Lorsqu'il y arriva, deux petites minutes plus tard, il constata avec soulagement que son ami n'avait pas bougé d'un pouce, somnolant toujours aussi paisiblement. Izuku déposa ses achats avant de fouiller dans l'un des sacs pour en sortir un pain-melon. Il le déballa et le porta à sa bouche, mordant à pleines dents dans la boule de pâte sucrée, tandis qu'il se rapprocha de la fenêtre pour scruter l'extérieur désormais un peu plus éclairé.
Une part de lui soufflait que s'enfuir n'avait peut-être pas été la meilleure chose à faire, et qu'il risquait de se retrouver dans de plus gros ennuis encore, puisqu'il avait 'enlevé' un pro-héros dans sa cavale. L'autre se disait qu'il avait, au contraire, agi pour le mieux. Qu'il n'y avait de toute façon rien d'autre à faire. Fuir pour conserver sa liberté. Ou rester pour la perdre. Il se demandait si l'une des personnes alors présentes avec eux s'était déjà rendue compte de leur disparition et lancée à leur recherche.
Alors qu'il avalait son dernier morceau de petit-déjeuner, la tête ailleurs, il fut ramené à la réalité par un petit râle plaintif ; le visage de Katsuki venait de se crisper en une grimace. Il semblait finalement se réveiller. Ses mains se levèrent pour venir frotter ses paupières du revers avant qu'il ne les fasse lentement glisser vers sa nuque, là où Izuku l'avait frappé pour l'assommer, qu'il se mit à masser lentement.
« Putain... » maugréa-t-il.
Le tacheté se déplaça pour venir s'accroupir face à lui, l'observant tandis qu'il émergeait. La position dans laquelle il se trouvaient pouvait en rappeler une autre si l'on y réfléchissait bien. Mais cette fois-ci, c'était tout de même différent : Katsuki n'avait pas été fait prisonnier. Aucun lien ne le retenait. Et le vilain se tenant non loin de lui ne comptait pas s'amuser à le torturer. Non, de toutes autres motivations l'animaient, à cet instant.
Le blond finit par ouvrir les yeux pour les relever, rencontrant pour commencer ceux d'Izuku. Ce dernier constatait une certaine confusion chez son ami qui se mit ensuite à scruter ses alentours en fronçant progressivement les sourcils, comme s'il comprenait petit à petit ce qui avait pu se passer pour qu'il se retrouve dans un tel endroit, au lieu de la chambre d'ami dans laquelle il avait été supposé passer la nuit.
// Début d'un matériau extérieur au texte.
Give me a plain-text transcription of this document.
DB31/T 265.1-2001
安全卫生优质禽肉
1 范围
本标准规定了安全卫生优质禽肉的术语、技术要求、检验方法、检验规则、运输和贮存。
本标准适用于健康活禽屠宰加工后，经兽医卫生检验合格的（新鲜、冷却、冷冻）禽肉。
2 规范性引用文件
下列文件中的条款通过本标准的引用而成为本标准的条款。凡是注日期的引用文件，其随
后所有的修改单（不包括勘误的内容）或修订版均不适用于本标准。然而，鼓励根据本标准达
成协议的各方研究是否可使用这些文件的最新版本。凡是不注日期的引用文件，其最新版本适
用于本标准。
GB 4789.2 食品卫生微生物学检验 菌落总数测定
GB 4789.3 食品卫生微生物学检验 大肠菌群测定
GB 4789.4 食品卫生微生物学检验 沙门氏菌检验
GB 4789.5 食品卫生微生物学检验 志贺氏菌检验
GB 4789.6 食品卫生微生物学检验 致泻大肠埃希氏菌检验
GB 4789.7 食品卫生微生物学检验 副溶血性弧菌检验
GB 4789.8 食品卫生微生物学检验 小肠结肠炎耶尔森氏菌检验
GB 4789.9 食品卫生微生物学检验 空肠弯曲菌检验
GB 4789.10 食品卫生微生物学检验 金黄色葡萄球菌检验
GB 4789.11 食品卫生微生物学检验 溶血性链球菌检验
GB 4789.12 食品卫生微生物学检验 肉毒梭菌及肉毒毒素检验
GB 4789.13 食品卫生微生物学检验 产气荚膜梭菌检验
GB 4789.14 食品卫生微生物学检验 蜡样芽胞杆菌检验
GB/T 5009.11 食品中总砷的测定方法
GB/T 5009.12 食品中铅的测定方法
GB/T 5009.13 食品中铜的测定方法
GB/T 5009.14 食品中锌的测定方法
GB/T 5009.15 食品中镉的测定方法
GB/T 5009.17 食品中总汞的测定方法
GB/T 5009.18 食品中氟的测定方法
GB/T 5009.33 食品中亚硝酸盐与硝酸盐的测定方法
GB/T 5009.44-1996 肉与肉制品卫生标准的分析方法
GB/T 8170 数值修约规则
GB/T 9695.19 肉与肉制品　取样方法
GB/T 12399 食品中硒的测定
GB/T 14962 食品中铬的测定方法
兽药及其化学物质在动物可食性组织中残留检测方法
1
Son ami d'enfance ne pipait mot, se contentant d'attendre que l'autre garçon termine son tour d'horizon pour saisir un minimum leur position.
Un soupir lui échappa. Il laissa son crâne heurter sans trop de force le mur se situant derrière lui. Ses iris flamboyantes se posèrent sur le plafond avant de se focaliser de nouveau sur Izuku.
« T'es pas sérieux. Dis-moi que t'es pas sérieux. »
Sa voix trahissait une certaine déception. Ou en tout cas, quelque chose qui y ressemblait. Comme si le vert venait de déchiqueter la confiance qu'il avait pu placer en lui. Et cette sensation ne lui plut pas du tout. Il ouvrit la bouche pour prendre la parole, mais se fit devancer par Katsuki qui poursuivit sur sa lancée.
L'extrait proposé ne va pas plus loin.